The Brady-Johnson Program in Grand Strategy summer fellowship brought me back home to Nairobi, Kenya. The summer research project encourages us, as students of grand strategy, to leverage the conceptual frameworks for large-scale social change learned in the spring semester to formulate a strategy to solve a pressing issue in an area of our choosing. Accordingly, my summer research was focused on the development of a comprehensive diplomatic strategy for Kenya in light of emerging great power competition dynamics on the African continent.

More specifically, my research centered around two key points. Firstly, I wanted to better understand the factors informing Chinese and U.S. involvement in Kenya in realpolitik terms and how these involvements serve both countries’ broader geostrategic interests. I also wanted to explore how Kenya can diplomatically leverage this renewed interest in Africa by great powers to catalyze the achievement of its development goals, negotiate more equitable and sustainable trade deals and infrastructure partnerships, and avoid harmful Cold War-like bifurcations.

In trying to examine these questions, I was led to Sally and other actors in the Kenyan, American, and Chinese foreign policy spaces. I had the opportunity to interview former U.S. ambassadors to various African countries to determine the strategic elements of the Biden administration’s revitalized Africa policy. In the U.S. space, diplomats appear to understand the rising importance of Africa as a regional bloc of influence and the rising demands for more inclusive global governance systems. As one ambassador told me, “It’s encouraging to see this administration trying to strengthen our ties to Africa after many years of neglect and disrespect. But it’s difficult to see how effective and how earnest our re-engagement will be if we continue to frame our relationships in terms of competition with China and Russia.”

The most exciting part of my research was seeing how quickly responsive diplomatic strategies were evolving throughout the summer, forcing me to question my assumptions about the expectations of various actors and take my research in directions I could have never thought of at the inception of the project. As an example, while I had originally narrowed the scope of my project to focus on just the U.S. and China, I ended up studying the surprising impact of Russian online disinformation and misinformation campaigns on support for Ukraine in Kenya. Additionally, given the near-impossibility of gaining a realistic understanding of the Chinese perspective through interviews with diplomats, I found it unexpectedly useful to interact with individuals in the private sector and the banking industry to gauge their interactions with Chinese investors on the continent.

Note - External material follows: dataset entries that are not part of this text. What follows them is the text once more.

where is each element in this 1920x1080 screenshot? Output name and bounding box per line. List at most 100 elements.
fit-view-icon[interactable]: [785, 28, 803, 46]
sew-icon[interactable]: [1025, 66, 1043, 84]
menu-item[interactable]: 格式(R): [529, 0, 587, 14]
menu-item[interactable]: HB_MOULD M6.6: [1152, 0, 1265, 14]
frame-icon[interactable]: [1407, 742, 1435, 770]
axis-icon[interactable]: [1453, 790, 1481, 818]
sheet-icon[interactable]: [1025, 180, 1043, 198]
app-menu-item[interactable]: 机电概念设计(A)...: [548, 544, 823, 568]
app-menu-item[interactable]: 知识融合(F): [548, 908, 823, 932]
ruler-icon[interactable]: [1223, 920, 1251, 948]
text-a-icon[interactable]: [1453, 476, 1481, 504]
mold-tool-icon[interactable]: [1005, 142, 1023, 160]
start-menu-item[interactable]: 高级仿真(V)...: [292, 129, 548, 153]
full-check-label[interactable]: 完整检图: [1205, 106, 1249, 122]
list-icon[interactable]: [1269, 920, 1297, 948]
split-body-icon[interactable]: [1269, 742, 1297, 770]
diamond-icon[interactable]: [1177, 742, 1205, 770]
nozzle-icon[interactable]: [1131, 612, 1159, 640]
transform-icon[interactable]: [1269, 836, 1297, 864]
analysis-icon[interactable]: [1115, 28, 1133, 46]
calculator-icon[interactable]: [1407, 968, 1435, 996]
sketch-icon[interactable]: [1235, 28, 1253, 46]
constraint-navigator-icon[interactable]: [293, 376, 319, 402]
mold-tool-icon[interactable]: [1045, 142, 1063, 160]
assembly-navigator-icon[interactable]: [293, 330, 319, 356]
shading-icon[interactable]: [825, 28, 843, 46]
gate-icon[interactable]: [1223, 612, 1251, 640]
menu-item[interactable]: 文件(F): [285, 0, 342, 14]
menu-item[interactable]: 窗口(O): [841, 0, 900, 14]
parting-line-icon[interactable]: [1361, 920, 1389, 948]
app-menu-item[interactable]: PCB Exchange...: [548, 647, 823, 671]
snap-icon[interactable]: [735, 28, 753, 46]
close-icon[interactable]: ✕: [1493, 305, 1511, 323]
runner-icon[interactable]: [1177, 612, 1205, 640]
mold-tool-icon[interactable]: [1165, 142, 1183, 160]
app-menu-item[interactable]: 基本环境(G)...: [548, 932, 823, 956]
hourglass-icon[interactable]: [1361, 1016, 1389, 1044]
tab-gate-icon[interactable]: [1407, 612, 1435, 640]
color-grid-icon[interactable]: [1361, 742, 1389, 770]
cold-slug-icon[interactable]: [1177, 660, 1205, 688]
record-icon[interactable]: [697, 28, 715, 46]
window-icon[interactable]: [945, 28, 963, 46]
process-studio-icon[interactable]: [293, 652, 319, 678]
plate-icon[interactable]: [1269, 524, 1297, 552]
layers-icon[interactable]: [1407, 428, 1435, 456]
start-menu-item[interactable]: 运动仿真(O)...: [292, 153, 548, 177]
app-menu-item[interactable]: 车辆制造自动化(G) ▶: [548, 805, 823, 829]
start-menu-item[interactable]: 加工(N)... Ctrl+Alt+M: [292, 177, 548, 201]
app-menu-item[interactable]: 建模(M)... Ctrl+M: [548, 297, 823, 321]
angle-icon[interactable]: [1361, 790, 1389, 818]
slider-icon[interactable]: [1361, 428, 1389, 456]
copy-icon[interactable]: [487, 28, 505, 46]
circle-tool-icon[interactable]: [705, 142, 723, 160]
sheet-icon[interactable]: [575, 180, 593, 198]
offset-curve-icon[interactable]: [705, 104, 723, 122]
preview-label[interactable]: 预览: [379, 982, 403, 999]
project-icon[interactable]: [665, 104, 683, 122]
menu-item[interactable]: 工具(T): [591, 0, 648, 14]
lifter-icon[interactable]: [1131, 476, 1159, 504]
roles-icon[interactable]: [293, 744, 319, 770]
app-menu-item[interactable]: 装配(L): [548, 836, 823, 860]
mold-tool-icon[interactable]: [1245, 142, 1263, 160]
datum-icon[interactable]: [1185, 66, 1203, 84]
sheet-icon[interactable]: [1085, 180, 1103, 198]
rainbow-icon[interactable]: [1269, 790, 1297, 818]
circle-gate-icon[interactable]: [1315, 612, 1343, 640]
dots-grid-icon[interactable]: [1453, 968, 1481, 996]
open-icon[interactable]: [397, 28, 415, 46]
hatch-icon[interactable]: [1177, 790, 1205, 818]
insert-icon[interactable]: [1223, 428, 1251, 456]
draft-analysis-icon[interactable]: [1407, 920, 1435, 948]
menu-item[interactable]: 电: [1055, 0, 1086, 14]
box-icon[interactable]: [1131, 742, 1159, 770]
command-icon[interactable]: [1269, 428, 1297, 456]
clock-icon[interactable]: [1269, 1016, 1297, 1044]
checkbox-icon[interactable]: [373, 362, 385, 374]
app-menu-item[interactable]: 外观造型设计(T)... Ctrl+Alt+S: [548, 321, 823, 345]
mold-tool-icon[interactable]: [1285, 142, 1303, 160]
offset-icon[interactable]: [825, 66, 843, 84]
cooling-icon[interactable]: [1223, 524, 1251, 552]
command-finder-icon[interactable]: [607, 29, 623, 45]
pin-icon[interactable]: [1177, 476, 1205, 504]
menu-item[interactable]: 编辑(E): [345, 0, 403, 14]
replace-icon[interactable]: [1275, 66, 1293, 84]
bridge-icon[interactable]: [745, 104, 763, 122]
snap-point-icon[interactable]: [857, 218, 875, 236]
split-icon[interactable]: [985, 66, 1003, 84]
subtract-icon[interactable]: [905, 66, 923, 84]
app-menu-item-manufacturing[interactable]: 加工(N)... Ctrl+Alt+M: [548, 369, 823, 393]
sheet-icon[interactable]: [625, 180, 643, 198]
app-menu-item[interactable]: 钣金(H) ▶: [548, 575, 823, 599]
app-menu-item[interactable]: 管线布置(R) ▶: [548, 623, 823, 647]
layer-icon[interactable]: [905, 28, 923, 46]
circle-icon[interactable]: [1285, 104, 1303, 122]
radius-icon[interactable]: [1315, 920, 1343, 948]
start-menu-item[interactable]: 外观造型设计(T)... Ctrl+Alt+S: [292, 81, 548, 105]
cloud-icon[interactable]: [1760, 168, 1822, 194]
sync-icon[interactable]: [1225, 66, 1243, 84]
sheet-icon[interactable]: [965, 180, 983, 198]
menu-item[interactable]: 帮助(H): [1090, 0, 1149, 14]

Many of the Kenyan actors I spoke to were happy to see that Kenya has stepped up in matters of regional stewardship. Today, Kenyan President William Ruto is frequently called upon to present the “African perspective” at international summits and has offered to mediate escalating military situations in Niger and Sudan, delivering on the famous dictum of “African solutions to African problems.” The understanding from those I interviewed is that these assertions of African agency in foreign policy appear to be limiting the influence of external actors on African security issues. This all points to a very promising future for African diplomacy, a future that is unbounded by needless geostrategic development concessions.